2) Although the Defendant demanded the Plaintiff to submit materials to confirm the actual transaction with △△△△, the Plaintiff did not submit any such materials.
3) Based on the date of issuance and amount of the instant tax invoice and the fact-finding confirmation (Evidence A(5) written by the PublicCC, the Plaintiff claimed that the Plaintiff paid the price to △△△△△ in the bank account in his official name and the date of payment are as follows.
[Ground of recognition] Facts without dispute, Gap evidence Nos. 2, 3, 4, 5, Eul evidence Nos. 3 and 5 (including paper numbers), the purport of the whole pleadings
D. Determination
In general, the burden of proving the facts of taxation requirement in a lawsuit seeking revocation of disposition imposing tax shall be imposed on the tax authority. However, if it is revealed that the facts of taxation requirement are presumed in light of the empirical rule in the specific litigation process, it cannot be readily concluded that the pertinent tax disposition was unlawful disposition, unless the other party proves that the pertinent facts in question cannot be eligible for application of the empirical rule (see, e.g., Supreme Court Decision 2002Du6392, Nov. 13, 2002).

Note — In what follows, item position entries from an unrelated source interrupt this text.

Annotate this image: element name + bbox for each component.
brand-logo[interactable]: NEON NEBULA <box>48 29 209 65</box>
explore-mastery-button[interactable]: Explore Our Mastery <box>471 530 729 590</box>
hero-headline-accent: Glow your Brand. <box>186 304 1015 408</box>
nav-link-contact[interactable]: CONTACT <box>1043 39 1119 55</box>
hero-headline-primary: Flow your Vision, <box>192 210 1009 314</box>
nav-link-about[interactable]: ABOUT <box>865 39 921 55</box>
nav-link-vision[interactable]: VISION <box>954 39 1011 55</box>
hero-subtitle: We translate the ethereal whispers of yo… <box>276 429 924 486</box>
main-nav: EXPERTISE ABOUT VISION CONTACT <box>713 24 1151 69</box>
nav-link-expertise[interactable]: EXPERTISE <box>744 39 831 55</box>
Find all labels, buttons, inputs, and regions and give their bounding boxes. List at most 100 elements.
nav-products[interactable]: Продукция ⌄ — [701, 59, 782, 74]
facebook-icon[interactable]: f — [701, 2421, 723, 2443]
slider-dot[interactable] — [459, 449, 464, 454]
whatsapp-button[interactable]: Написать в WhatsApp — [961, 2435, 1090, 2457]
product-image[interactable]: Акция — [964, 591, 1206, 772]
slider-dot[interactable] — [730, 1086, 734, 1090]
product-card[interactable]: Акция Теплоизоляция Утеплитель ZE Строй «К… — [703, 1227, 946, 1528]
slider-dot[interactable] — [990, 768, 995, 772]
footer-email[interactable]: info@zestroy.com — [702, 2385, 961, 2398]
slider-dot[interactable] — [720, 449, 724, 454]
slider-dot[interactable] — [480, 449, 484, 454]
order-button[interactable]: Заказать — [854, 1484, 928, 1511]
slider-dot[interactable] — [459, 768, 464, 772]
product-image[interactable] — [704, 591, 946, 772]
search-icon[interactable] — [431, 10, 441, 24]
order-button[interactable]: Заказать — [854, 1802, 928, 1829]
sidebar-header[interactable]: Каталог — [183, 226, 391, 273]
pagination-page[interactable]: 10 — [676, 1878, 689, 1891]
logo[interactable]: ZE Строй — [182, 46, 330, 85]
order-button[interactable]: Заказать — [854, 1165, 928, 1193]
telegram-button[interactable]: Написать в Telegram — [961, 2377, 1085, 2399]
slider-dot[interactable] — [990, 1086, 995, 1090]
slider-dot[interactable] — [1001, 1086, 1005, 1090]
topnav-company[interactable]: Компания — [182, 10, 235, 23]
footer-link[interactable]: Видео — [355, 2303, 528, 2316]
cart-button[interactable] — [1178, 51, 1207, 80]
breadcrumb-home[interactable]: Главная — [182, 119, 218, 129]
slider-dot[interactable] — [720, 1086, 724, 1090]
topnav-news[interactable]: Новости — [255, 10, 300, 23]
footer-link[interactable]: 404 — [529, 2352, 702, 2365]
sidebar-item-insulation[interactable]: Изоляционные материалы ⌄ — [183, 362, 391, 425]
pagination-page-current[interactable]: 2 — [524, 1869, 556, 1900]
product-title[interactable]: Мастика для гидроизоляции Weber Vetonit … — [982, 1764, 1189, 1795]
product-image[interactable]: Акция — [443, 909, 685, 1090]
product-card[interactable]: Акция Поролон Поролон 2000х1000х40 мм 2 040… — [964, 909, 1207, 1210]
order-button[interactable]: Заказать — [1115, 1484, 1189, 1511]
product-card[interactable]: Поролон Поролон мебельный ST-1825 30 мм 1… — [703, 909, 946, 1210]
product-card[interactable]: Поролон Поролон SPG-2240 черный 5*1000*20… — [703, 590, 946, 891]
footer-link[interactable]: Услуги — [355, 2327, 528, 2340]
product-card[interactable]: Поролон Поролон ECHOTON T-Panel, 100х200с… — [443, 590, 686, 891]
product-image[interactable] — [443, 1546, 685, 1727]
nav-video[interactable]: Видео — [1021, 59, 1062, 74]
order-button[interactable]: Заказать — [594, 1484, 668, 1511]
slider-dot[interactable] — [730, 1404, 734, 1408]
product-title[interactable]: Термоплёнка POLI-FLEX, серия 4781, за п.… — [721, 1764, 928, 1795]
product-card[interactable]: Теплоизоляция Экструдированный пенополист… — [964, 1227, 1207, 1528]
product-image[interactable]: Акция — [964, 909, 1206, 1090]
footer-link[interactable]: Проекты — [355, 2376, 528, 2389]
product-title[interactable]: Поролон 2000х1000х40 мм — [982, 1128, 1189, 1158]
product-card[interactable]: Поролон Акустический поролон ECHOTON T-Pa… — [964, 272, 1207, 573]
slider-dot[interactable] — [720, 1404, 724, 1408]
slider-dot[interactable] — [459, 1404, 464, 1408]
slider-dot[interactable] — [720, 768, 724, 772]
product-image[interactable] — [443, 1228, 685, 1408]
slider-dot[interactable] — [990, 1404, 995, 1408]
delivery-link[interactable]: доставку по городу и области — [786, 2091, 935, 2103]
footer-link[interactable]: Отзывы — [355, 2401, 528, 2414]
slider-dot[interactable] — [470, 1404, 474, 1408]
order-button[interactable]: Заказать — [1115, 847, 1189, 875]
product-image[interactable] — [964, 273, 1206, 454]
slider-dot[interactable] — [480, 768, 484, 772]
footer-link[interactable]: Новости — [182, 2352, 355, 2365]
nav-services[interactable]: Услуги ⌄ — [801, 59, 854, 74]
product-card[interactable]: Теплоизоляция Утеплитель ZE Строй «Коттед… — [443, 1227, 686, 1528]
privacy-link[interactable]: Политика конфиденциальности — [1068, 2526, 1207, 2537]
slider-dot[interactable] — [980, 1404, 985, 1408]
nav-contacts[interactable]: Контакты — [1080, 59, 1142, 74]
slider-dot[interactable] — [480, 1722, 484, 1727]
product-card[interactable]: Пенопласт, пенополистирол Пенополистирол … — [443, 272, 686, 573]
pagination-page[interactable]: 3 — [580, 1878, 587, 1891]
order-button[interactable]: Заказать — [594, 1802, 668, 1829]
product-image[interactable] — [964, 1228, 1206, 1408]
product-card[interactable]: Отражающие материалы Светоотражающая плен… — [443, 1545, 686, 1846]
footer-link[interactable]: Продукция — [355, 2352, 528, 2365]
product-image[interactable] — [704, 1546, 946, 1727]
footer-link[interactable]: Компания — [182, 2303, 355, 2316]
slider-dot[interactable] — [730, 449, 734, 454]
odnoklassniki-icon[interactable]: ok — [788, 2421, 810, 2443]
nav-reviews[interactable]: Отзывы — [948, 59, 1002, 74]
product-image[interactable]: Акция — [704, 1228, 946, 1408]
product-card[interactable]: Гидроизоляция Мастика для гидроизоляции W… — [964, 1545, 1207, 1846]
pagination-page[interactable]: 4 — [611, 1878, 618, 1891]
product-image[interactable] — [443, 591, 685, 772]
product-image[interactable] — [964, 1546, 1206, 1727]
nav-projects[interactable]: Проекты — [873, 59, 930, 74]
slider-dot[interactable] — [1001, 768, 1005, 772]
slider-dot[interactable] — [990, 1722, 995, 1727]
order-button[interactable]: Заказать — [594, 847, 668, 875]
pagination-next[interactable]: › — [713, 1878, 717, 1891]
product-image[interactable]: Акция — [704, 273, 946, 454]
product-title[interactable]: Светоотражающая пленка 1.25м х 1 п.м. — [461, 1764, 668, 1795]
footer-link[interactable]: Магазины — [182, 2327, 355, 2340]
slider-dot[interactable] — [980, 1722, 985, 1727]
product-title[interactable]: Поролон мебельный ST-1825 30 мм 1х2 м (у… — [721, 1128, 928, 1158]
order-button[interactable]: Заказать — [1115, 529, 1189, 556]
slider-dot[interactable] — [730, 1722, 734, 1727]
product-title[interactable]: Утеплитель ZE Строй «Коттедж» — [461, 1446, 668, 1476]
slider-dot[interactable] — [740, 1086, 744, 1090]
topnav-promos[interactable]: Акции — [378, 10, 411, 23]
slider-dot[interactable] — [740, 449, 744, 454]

The following circumstances revealed by the above facts and the following: ① the date of payment and the amount claimed by the Plaintiff and the date and amount of issuance of the tax invoice of this case are inconsistent; ② the Plaintiff asserts that the Plaintiff transferred the transaction amount to △△△△△△△△△△△△, etc. in addition to the account in the name of △△, in addition to the △△△ in this court, using the account in the name of △△, the Plaintiff did not specify the amount of the tax invoice of this case in accordance with the rule of experience; ③ publicCC only worked in IMT during the period from 2001 to 2007, and it did not have worked in the △△△△△△, the representative of the Plaintiff was the actual representative of the △△△△△, and the Plaintiff was accused to the prosecution with the suspicion of issuing the processed tax invoice of this case; and ② there was no other evidence to prove that the Plaintiff was not able to submit any data to obtain the above contradictory points, and there is no other evidence to reverse the tax invoice of this case in light of the empirical rule.
Therefore, the supply value under the tax invoice of this case cannot be deducted from the Plaintiff’s input tax amount for the first time in 2006, and can not be included in the deductible expenses in calculating the tax base for corporate tax in 2006, barring special circumstances. Accordingly, the Defendant disposed of the representative bonus equivalent to the value (whether to specify an individual to whom income belongs is not the issue of this case, but must be determined in other procedures). The Plaintiff’s assertion is without merit.
4. Conclusion
Thus, the plaintiff's claim of this case is dismissed as it is without merit.